Human lung cancer tissues
Slides of lung cancer tissue array with normal lung tissue were purchased from US Biomax (Rockville, MD).
Cell culture
Lewis lung carcinoma (LLC) cells, H2073, H1435, H25, A549, H1944, H1792, H1793, H1299, and H1395 cells were grown in RPMI1640 supplemented with 4,500 mg/l glucose, 2 mM l-glutamine, 10% fetal bovine serum, 100 U/ml penicillin, and 100 μg/ml streptomycin in 5% CO2 and 95% air at 37°C [25]. All cell lines were obtained from American Type Culture Collection (ATCC, Manassas, VA, USA). LLC cells or H1435 cells were cultured in medium with 1% fetal bovine serum overnight and then treated with corticosterone (CS) with or without 11βHSD2 inhibitors, GA (10 μM) or carbenoxolone (CBX, 10 μM), for 8 hours and cells were harvested for COX-2 immunoblotting. The cells were seeded in a 96-well plate (5 x 103 cells in 200 μl medium) for 16 hours, then starved for 24 hours in medium containing 0.1% fetal bovine serum, and various concentrations of corticosterone (CS) or CS plus 10μM GA were added for additional 4 hours. Then BrdU solution was added to each well for 4 hours. Analysis was performed according to the manufacturer’s protocol (BrdU cell proliferation assay kit, Cat#6813, Cell Signaling) and our recent report [26].
Primary tumor growth
For mouse LLC tumor experiments, male C57/B6 mice (8–12 weeks old) were given 2 dorsal s.c. injections (5 x 105 cells in 100 μl PBS) with administration of water (control, i.p) or GA (10 mg/kg/day, i.p.) begun 1 day prior to cell injection. Tumors were harvested and weighed after 18 days of growth. In another set of experiment, LLC cell suspension containing 5 x 105 cells in 100 μl PBS were injected into tail vein with or without GA administration as described above. The time of death, or when mice became moribund (by the same criteria as the endpoints described for survival studies), was recorded for survival analysis.

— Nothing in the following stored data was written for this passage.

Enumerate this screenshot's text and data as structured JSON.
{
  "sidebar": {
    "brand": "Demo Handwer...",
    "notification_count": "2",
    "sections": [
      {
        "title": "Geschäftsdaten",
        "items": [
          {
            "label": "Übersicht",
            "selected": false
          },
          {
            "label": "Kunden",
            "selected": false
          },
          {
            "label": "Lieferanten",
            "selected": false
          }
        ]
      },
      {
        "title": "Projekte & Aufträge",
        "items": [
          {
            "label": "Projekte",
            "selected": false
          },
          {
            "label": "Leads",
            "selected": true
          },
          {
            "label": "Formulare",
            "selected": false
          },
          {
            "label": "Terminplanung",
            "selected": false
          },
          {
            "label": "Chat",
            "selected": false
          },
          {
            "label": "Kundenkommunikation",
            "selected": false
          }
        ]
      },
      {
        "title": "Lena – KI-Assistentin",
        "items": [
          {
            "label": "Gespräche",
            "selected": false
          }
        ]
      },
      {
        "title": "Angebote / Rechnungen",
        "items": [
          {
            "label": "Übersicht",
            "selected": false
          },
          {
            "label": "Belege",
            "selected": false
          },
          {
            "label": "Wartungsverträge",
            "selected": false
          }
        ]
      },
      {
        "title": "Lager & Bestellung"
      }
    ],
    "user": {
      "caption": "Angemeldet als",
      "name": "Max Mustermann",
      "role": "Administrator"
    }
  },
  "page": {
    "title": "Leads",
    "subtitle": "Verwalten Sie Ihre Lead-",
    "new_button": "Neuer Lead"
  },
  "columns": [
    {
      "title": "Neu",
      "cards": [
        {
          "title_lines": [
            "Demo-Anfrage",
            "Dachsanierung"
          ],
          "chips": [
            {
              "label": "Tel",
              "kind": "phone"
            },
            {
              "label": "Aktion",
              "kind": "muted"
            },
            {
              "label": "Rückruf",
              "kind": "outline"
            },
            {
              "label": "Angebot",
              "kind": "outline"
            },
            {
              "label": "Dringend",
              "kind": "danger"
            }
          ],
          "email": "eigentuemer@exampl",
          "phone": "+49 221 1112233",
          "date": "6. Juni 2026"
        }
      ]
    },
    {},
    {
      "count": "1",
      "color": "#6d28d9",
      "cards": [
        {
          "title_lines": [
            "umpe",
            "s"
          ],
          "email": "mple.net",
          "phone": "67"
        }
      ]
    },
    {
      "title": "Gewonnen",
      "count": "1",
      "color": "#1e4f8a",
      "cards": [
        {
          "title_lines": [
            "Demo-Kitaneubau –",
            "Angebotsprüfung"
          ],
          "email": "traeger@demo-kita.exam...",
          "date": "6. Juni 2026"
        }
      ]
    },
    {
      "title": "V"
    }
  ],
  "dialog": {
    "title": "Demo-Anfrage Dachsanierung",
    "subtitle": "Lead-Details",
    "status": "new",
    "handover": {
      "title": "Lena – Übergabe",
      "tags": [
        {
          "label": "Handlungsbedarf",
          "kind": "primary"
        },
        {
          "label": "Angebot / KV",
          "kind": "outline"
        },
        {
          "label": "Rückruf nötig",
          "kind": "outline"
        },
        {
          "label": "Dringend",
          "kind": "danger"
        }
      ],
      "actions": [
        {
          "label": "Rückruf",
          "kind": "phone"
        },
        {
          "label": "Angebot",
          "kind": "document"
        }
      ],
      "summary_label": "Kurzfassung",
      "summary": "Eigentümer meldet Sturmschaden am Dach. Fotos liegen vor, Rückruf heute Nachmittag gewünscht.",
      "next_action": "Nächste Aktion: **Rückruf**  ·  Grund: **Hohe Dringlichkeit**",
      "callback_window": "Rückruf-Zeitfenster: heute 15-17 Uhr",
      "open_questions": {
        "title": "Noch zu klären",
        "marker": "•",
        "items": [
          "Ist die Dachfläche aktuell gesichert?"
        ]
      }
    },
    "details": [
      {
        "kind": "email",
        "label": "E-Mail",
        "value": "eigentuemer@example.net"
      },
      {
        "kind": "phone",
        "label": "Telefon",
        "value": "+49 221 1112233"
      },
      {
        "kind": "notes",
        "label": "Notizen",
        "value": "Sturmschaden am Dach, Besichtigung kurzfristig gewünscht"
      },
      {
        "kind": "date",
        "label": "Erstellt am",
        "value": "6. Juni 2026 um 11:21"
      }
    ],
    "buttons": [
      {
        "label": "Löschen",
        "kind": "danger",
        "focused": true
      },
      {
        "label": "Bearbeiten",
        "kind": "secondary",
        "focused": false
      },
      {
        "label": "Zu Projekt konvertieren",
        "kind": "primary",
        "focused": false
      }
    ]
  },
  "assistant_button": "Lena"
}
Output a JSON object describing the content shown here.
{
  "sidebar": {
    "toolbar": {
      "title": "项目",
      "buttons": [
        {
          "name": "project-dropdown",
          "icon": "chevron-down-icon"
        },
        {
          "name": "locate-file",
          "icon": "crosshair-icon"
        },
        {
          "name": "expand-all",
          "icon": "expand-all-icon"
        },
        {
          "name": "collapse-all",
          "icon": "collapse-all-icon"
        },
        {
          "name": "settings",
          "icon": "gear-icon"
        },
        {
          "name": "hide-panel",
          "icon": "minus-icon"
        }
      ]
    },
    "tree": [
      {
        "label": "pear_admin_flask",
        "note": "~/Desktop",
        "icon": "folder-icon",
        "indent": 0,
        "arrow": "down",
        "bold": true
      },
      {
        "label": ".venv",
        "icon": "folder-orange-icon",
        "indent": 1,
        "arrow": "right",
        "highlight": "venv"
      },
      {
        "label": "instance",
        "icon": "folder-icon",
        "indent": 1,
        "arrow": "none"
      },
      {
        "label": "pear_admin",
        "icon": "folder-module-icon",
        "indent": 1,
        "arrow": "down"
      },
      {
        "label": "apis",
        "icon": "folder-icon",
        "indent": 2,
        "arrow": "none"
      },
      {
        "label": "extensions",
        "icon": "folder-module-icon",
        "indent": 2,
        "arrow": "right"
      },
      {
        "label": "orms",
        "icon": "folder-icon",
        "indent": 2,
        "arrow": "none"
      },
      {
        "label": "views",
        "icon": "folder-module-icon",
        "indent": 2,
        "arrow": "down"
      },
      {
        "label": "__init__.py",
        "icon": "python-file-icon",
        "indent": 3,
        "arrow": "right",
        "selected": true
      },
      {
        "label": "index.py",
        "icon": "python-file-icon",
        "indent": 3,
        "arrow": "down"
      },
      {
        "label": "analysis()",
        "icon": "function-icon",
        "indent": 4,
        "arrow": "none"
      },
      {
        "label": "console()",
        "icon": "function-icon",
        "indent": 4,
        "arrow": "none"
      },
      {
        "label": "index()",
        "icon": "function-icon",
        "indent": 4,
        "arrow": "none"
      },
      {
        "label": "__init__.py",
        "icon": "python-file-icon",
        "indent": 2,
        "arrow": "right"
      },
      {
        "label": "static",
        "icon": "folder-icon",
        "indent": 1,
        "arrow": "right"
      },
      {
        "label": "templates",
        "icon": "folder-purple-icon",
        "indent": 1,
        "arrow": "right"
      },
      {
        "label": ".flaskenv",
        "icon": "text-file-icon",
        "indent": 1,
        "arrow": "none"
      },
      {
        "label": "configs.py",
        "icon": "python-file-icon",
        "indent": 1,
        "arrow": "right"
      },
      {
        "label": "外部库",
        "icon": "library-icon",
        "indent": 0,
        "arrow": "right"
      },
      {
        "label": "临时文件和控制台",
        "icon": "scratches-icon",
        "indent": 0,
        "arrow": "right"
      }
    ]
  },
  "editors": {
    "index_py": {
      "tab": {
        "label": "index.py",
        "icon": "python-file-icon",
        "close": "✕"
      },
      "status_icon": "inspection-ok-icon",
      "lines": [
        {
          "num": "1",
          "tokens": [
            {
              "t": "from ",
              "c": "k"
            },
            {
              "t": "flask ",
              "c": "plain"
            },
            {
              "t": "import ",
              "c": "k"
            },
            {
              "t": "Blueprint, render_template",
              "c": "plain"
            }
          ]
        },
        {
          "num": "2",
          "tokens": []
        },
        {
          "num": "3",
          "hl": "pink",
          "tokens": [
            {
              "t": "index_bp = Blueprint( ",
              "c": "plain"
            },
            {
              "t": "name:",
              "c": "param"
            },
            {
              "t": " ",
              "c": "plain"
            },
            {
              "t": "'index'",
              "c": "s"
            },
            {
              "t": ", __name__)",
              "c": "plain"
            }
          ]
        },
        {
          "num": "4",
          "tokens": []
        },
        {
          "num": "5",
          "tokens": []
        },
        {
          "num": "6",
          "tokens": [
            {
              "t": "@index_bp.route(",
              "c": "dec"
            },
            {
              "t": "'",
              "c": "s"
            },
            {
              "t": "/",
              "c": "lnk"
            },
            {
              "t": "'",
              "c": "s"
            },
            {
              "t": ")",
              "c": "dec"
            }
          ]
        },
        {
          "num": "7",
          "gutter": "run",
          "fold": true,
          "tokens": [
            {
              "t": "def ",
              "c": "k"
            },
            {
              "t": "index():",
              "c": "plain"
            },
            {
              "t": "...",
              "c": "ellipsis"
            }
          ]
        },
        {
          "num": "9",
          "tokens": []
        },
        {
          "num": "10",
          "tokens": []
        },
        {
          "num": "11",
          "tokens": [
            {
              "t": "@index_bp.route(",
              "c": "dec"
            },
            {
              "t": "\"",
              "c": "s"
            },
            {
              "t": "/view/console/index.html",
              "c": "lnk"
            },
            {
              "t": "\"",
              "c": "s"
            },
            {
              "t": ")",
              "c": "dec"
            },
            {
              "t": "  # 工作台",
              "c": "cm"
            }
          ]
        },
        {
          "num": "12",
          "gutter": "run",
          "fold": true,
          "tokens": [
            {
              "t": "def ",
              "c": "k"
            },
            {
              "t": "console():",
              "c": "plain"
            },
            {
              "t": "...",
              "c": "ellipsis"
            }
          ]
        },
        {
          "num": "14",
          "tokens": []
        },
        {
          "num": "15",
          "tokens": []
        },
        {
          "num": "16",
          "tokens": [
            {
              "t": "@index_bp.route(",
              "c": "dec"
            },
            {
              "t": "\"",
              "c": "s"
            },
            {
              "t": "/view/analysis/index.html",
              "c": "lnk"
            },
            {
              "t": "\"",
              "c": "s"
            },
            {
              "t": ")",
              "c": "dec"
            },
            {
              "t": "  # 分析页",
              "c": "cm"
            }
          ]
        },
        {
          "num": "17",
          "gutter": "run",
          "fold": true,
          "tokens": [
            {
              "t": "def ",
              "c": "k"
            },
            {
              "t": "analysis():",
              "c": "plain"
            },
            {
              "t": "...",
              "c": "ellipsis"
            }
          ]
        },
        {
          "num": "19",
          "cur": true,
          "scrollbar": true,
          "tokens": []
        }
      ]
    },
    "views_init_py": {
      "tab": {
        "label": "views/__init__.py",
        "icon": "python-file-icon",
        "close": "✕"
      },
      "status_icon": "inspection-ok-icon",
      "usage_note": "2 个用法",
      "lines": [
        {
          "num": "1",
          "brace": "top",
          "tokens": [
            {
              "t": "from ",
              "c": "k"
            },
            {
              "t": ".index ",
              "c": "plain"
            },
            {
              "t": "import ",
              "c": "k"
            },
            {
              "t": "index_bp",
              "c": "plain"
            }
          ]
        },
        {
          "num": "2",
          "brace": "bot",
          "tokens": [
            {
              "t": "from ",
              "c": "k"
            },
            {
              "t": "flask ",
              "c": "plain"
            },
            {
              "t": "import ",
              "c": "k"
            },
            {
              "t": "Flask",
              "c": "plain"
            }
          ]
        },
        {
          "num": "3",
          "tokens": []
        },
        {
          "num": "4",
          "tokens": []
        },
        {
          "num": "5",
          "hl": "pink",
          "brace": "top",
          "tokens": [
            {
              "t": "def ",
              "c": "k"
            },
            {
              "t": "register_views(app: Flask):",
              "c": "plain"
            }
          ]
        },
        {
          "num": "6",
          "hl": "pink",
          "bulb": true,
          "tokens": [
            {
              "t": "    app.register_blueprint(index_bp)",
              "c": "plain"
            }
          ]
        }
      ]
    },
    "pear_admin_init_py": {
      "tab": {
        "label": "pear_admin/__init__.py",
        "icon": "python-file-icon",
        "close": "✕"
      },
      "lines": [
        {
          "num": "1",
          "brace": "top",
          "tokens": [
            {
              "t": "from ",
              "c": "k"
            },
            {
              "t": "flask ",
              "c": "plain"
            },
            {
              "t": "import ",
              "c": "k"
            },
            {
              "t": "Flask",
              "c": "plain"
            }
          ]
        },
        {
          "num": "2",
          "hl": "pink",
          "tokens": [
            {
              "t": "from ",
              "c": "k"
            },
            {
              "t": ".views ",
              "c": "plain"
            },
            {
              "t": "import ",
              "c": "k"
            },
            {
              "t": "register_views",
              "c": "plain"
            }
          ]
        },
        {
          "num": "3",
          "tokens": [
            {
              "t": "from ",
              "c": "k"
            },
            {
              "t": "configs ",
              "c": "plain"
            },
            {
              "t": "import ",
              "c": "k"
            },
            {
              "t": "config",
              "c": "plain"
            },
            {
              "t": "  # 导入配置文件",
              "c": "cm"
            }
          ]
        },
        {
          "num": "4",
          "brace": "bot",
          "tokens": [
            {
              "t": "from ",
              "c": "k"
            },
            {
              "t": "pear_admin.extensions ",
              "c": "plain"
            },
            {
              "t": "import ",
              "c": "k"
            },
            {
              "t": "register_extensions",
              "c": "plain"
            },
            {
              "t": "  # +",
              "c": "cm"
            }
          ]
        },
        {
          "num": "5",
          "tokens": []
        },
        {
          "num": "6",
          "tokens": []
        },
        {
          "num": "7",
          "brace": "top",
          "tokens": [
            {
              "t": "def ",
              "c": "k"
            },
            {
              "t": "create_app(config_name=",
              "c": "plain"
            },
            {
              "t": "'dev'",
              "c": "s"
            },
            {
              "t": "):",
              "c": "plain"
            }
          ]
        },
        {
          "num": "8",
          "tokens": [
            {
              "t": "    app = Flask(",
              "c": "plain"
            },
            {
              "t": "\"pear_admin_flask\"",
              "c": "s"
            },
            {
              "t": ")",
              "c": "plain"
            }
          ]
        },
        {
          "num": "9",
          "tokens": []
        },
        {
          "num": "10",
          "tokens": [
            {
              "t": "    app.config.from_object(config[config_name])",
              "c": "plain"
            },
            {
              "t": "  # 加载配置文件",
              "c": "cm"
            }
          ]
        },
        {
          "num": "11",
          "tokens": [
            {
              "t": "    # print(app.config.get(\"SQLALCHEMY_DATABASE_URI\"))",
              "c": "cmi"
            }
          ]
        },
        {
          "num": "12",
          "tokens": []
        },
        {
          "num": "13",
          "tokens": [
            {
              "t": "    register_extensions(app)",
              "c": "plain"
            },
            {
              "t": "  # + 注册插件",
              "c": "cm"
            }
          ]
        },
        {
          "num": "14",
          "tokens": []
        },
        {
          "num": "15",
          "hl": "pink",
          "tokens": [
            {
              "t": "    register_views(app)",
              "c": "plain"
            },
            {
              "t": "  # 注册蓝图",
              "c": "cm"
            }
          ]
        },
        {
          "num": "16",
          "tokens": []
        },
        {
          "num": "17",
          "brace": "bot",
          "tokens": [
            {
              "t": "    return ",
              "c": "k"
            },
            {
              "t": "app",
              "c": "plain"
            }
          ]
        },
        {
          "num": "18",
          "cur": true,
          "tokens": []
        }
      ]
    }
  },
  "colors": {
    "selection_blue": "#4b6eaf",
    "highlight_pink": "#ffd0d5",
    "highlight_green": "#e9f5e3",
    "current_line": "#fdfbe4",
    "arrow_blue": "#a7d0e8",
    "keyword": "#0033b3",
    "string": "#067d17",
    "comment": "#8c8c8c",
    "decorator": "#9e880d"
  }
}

Measurement of corticosterone and 11-keto-corticosterone
Lung tissues from KrasLA2 mice were collected and stored at-80°C. Tissue levels of corticosterone (active form in rodent) and 11-keto-corticosterone (inactive form) were measured using high-performance liquid chromatography coupled with electrospray tandem mass spectrometry [22]. Corticosterone was from ICN Biomedicals, and 11-keto-corticosterone was from Steraloids.
Antibodies
Affinity-purified rabbit anti-11βHSD2 (catalog no. BHSD22-A) was purchased from Alpha Diagnostic International; rabbit anti-murine COX-2 (catalog no. 160106) was from Cayman Chemicals; rabbit anti-CHOP (catalog no. 2895), rabbit anti-cleaved caspase-3 (catalog no. 9661), rabbit anti-p-ERK (T202/Tyr204, catalog no. 4370), p-mTOR (Ser2448, catalog no 2976), p-PERK (Thr980, Catalog no 3179) and p-eIF2α (Ser51, catalog no 9721) were from Cell Signaling; rabbit anti-cyclin D1 (catalog no. SC-753) was from Santa Cruz Biotechnology; mouse anti-mannose receptor (MR, CD206, catalog no.MAB25341) was from R&D; rabbit anti-Ki67 (ab15580) was from Abcam.
Immunohistochemical staining and immunoblotting
Immunostaining was carried out as in previous reports [27]. For immunostaining of phosphorylated proteins, antigen retrieval was achieved by boiling in citric acid buffer (100 mM, pH 6.0) for 3 x 5 min. Lung tumors isolated from 20 weeks old KrasLA2 mice were used for immunoblotting as described previously [28].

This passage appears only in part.